Quando questionados se a capacitação foi suficiente para a ação extensionista, 12 (66,7%) dos 18 entrevistados alegaram que foi suficiente para o início dos trabalhos. Entretanto 11,11% (dois entrevistados) pontuaram que foram muito trabalhados os aspectos da adubação verde em detrimento dos aspectos de cunho social como os de fortalecimento da organização social, associativismo, fortalecimento dos guardiões e empoderamento dos diferentes atores envolvidos que são necessários para o bom andamento dos trabalhos com os bancos comunitários de sementes. Para J.L.G. o conteúdo trabalhado “em termos técnicos para produção e uso da adubação verde era suficiente. Faltou trabalhar o cunho social. [...] quando se fala em banco precisa trabalhar o empoderamento dos grupos.” (J.L.G., engenheiro agrônomo, 11/01/2016, São Gonçalo, RJ)

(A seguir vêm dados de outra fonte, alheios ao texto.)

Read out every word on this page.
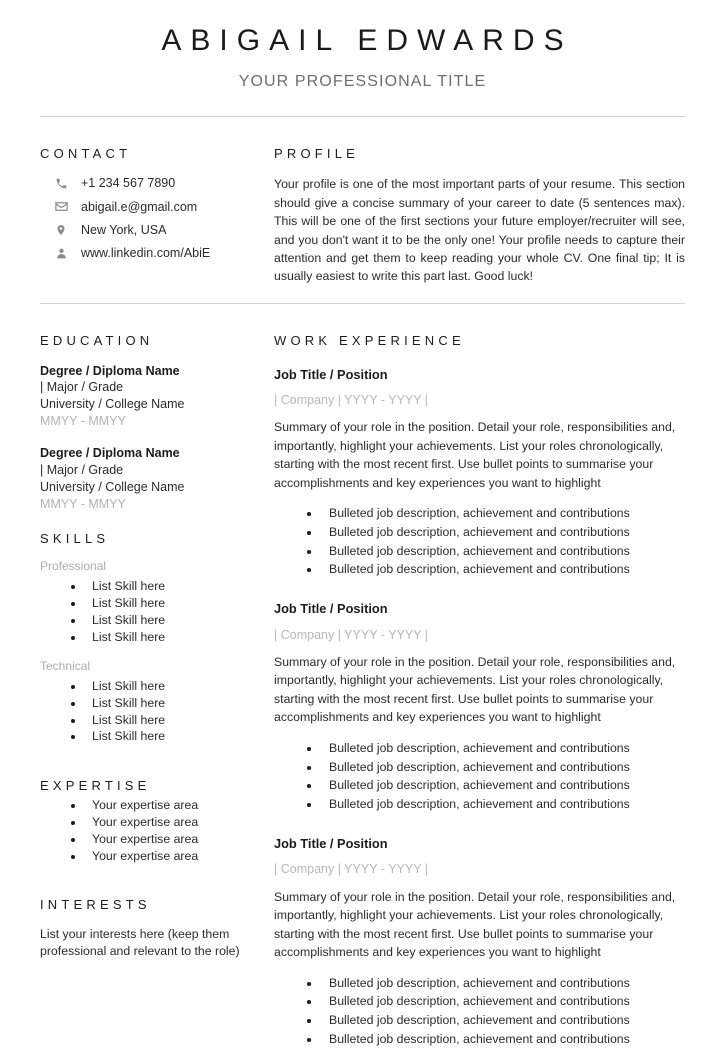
ABIGAIL EDWARDS

YOUR PROFESSIONAL TITLE

CONTACT
+1 234 567 7890
abigail.e@gmail.com
New York, USA
www.linkedin.com/AbiE
PROFILE

Your profile is one of the most important parts of your resume. This section should give a concise summary of your career to date (5 sentences max). This will be one of the first sections your future employer/recruiter will see, and you don't want it to be the only one! Your profile needs to capture their attention and get them to keep reading your whole CV. One final tip; It is usually easiest to write this part last. Good luck!

EDUCATION
Degree / Diploma Name
| Major / Grade
University / College Name
MMYY - MMYY
Degree / Diploma Name
| Major / Grade
University / College Name
MMYY - MMYY
SKILLS
Professional
List Skill here
List Skill here
List Skill here
List Skill here
Technical
List Skill here
List Skill here
List Skill here
List Skill here
EXPERTISE
Your expertise area
Your expertise area
Your expertise area
Your expertise area
INTERESTS

List your interests here (keep them professional and relevant to the role)

WORK EXPERIENCE
Job Title / Position
| Company | YYYY - YYYY |

Summary of your role in the position. Detail your role, responsibilities and, importantly, highlight your achievements. List your roles chronologically, starting with the most recent first. Use bullet points to summarise your accomplishments and key experiences you want to highlight

Bulleted job description, achievement and contributions
Bulleted job description, achievement and contributions
Bulleted job description, achievement and contributions
Bulleted job description, achievement and contributions
Job Title / Position
| Company | YYYY - YYYY |

Summary of your role in the position. Detail your role, responsibilities and, importantly, highlight your achievements. List your roles chronologically, starting with the most recent first. Use bullet points to summarise your accomplishments and key experiences you want to highlight

Bulleted job description, achievement and contributions
Bulleted job description, achievement and contributions
Bulleted job description, achievement and contributions
Bulleted job description, achievement and contributions
Job Title / Position
| Company | YYYY - YYYY |

Summary of your role in the position. Detail your role, responsibilities and, importantly, highlight your achievements. List your roles chronologically, starting with the most recent first. Use bullet points to summarise your accomplishments and key experiences you want to highlight

Bulleted job description, achievement and contributions
Bulleted job description, achievement and contributions
Bulleted job description, achievement and contributions
Bulleted job description, achievement and contributions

A conquista do saber ocorre no âmago das relações sociais em seu conjunto, visto que o conhecimento é percebido como produção coletiva dos homens que surge de sua atuação na vida real, por intermédio de suas relações com a natureza, com os outros e com ele próprio (BASTOS, 1991). Durston (1999) ao estudar a formação do capital social em Chiquimula na Guatemala observou que o trabalho comunitário e a interação social foram fomentados graças ao empoderamento dos atores envolvidos. Assim, sendo para trabalhar o tema do banco comunitário de sementes seriam necessárias ações realizadas de modo comunitário. Entretanto foi observado pelos participantes das capacitações de 2009 e 2012 que em momento algum o associativismo foi trabalhado.

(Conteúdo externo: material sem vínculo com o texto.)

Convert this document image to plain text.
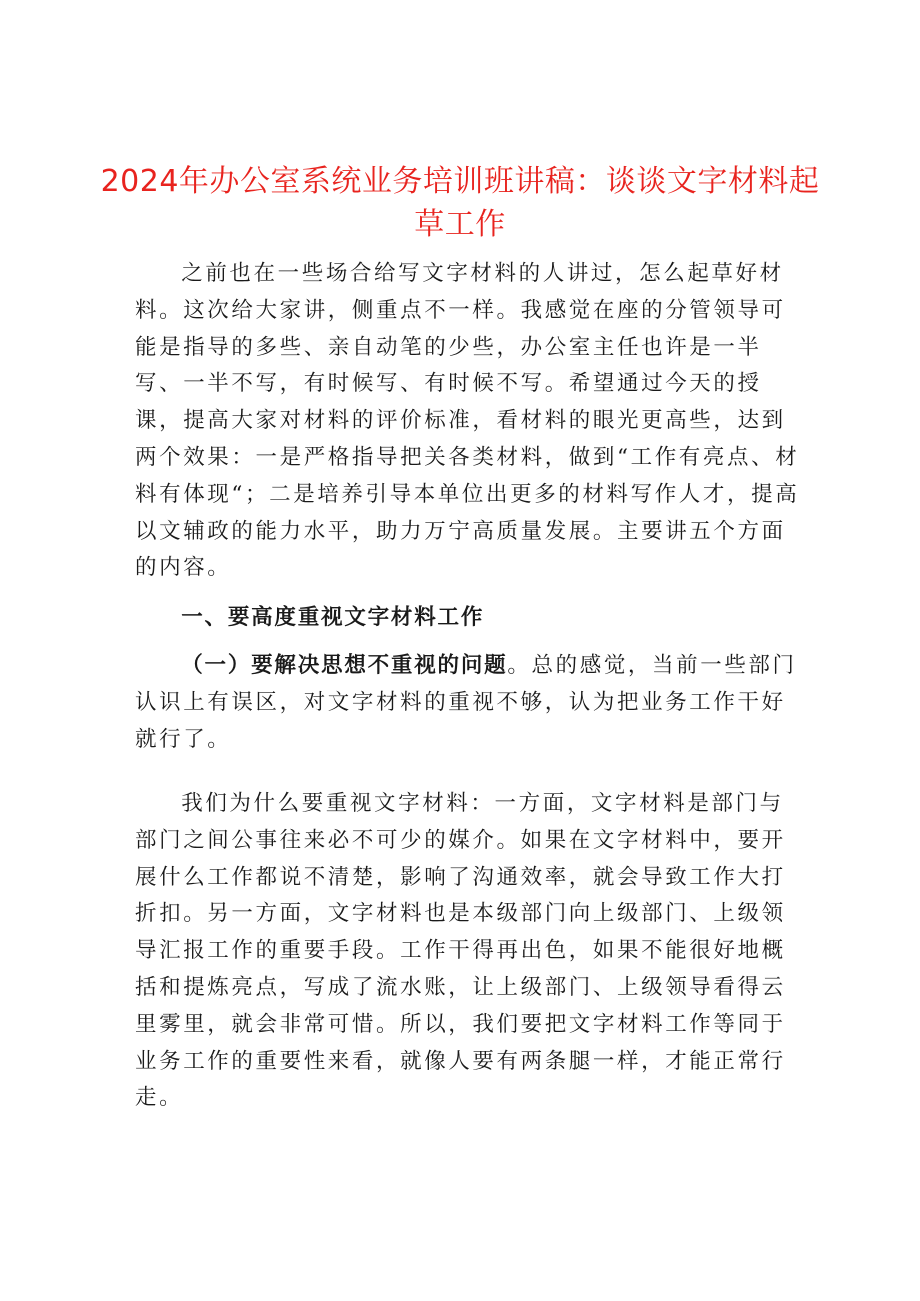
2024年办公室系统业务培训班讲稿：谈谈文字材料起草工作

之前也在一些场合给写文字材料的人讲过，怎么起草好材料。这次给大家讲，侧重点不一样。我感觉在座的分管领导可能是指导的多些、亲自动笔的少些，办公室主任也许是一半写、一半不写，有时候写、有时候不写。希望通过今天的授课，提高大家对材料的评价标准，看材料的眼光更高些，达到两个效果：一是严格指导把关各类材料，做到“工作有亮点、材料有体现“；二是培养引导本单位出更多的材料写作人才，提高以文辅政的能力水平，助力万宁高质量发展。主要讲五个方面的内容。

一、要高度重视文字材料工作

（一）要解决思想不重视的问题。总的感觉，当前一些部门认识上有误区，对文字材料的重视不够，认为把业务工作干好就行了。

我们为什么要重视文字材料：一方面，文字材料是部门与部门之间公事往来必不可少的媒介。如果在文字材料中，要开展什么工作都说不清楚，影响了沟通效率，就会导致工作大打折扣。另一方面，文字材料也是本级部门向上级部门、上级领导汇报工作的重要手段。工作干得再出色，如果不能很好地概括和提炼亮点，写成了流水账，让上级部门、上级领导看得云里雾里，就会非常可惜。所以，我们要把文字材料工作等同于业务工作的重要性来看，就像人要有两条腿一样，才能正常行走。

Eu achei bem bacana em relação ao desenvolvimento na justificativa do projeto que consistia em manter o banco de sementes em prol das comunidades. Só que a meu ver a questão que teria que ser mais bem direcionada as pessoas responsáveis por estes bancos. Tem que ver se esta pessoa tem perfil e trabalhar mais a parte coletiva, não ficar na mão de um só. (J.R.M.V., engenheiro agrônomo, 18/08/2015, Cachoeiras de Macacu, RJ)

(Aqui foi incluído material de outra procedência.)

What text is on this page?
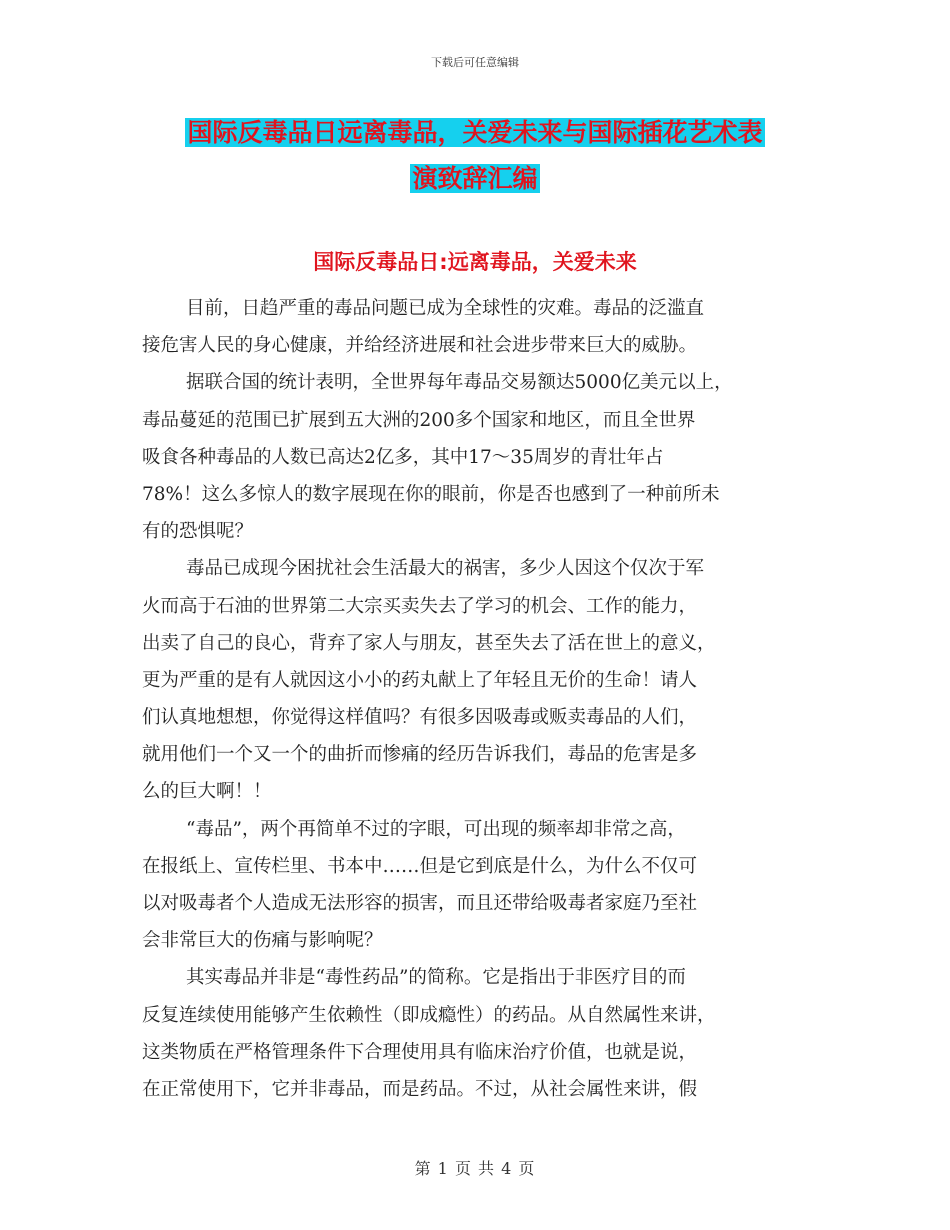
下载后可任意编辑
国际反毒品日远离毒品，关爱未来与国际插花艺术表
演致辞汇编
国际反毒品日:远离毒品，关爱未来
目前，日趋严重的毒品问题已成为全球性的灾难。毒品的泛滥直
接危害人民的身心健康，并给经济进展和社会进步带来巨大的威胁。
据联合国的统计表明，全世界每年毒品交易额达5000亿美元以上，
毒品蔓延的范围已扩展到五大洲的200多个国家和地区，而且全世界
吸食各种毒品的人数已高达2亿多，其中17～35周岁的青壮年占
78%！这么多惊人的数字展现在你的眼前，你是否也感到了一种前所未
有的恐惧呢？
毒品已成现今困扰社会生活最大的祸害，多少人因这个仅次于军
火而高于石油的世界第二大宗买卖失去了学习的机会、工作的能力，
出卖了自己的良心，背弃了家人与朋友，甚至失去了活在世上的意义，
更为严重的是有人就因这小小的药丸献上了年轻且无价的生命！请人
们认真地想想，你觉得这样值吗？有很多因吸毒或贩卖毒品的人们，
就用他们一个又一个的曲折而惨痛的经历告诉我们，毒品的危害是多
么的巨大啊！！
“毒品”，两个再简单不过的字眼，可出现的频率却非常之高，
在报纸上、宣传栏里、书本中……但是它到底是什么，为什么不仅可
以对吸毒者个人造成无法形容的损害，而且还带给吸毒者家庭乃至社
会非常巨大的伤痛与影响呢？
其实毒品并非是“毒性药品”的简称。它是指出于非医疗目的而
反复连续使用能够产生依赖性（即成瘾性）的药品。从自然属性来讲，
这类物质在严格管理条件下合理使用具有临床治疗价值，也就是说，
在正常使用下，它并非毒品，而是药品。不过，从社会属性来讲，假
第 1 页 共 4 页
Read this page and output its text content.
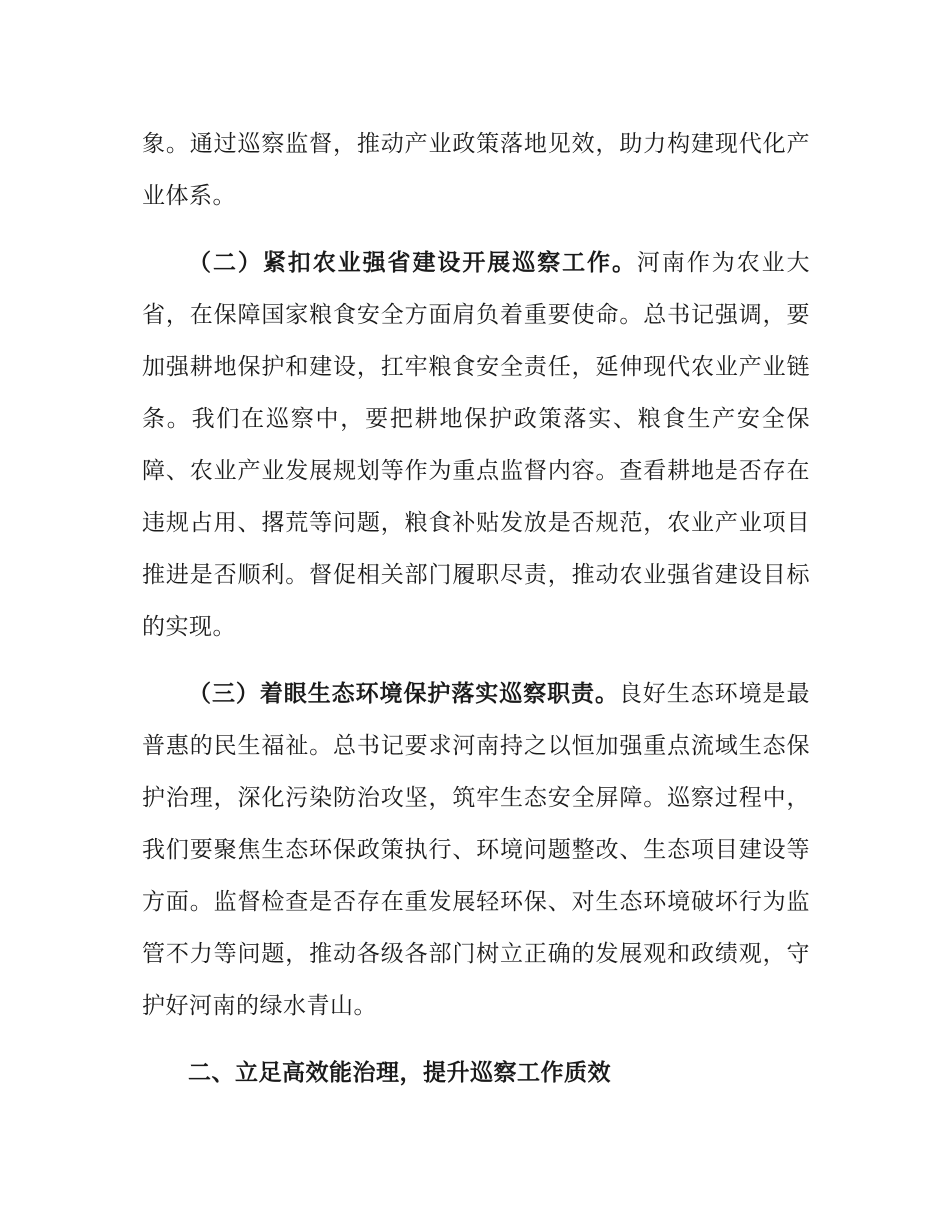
象。通过巡察监督，推动产业政策落地见效，助力构建现代化产业体系。

（二）紧扣农业强省建设开展巡察工作。河南作为农业大省，在保障国家粮食安全方面肩负着重要使命。总书记强调，要加强耕地保护和建设，扛牢粮食安全责任，延伸现代农业产业链条。我们在巡察中，要把耕地保护政策落实、粮食生产安全保障、农业产业发展规划等作为重点监督内容。查看耕地是否存在违规占用、撂荒等问题，粮食补贴发放是否规范，农业产业项目推进是否顺利。督促相关部门履职尽责，推动农业强省建设目标的实现。

（三）着眼生态环境保护落实巡察职责。良好生态环境是最普惠的民生福祉。总书记要求河南持之以恒加强重点流域生态保护治理，深化污染防治攻坚，筑牢生态安全屏障。巡察过程中，我们要聚焦生态环保政策执行、环境问题整改、生态项目建设等方面。监督检查是否存在重发展轻环保、对生态环境破坏行为监管不力等问题，推动各级各部门树立正确的发展观和政绩观，守护好河南的绿水青山。

二、立足高效能治理，提升巡察工作质效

Estratégias de extensão rural a serem adotadas pelo seguimento agropecuário deveriam levar em conta a construção de formas inovadoras de trabalhos capazes de potencializar os processos de desenvolvimento rural sustentável. Com o empoderamento e instrumentalização, o papel dos técnicos seria o de mediadores, apoiadores no fortalecimento dos agricultores beneficiados para que encontrem suas próprias soluções e as implementem visando o êxito do Programa de governo. Neste sentido deveria orientar suas ações para metodologias de trabalho participativas e coletivas que considerassem a realidade local na busca por uma perspectiva de sustentabilidade ambiental e de desenvolvimento com equidade social, geração de renda e de ocupações no meio rural (CAPORAL e RAMOS, 2010). Para Durston (1999) a formação de capital social depende do uso de metodologias participativas e da instituição de espaços participativos, onde o protagonismo de planejamento e execução das ações deve ser dado aos beneficiários finais.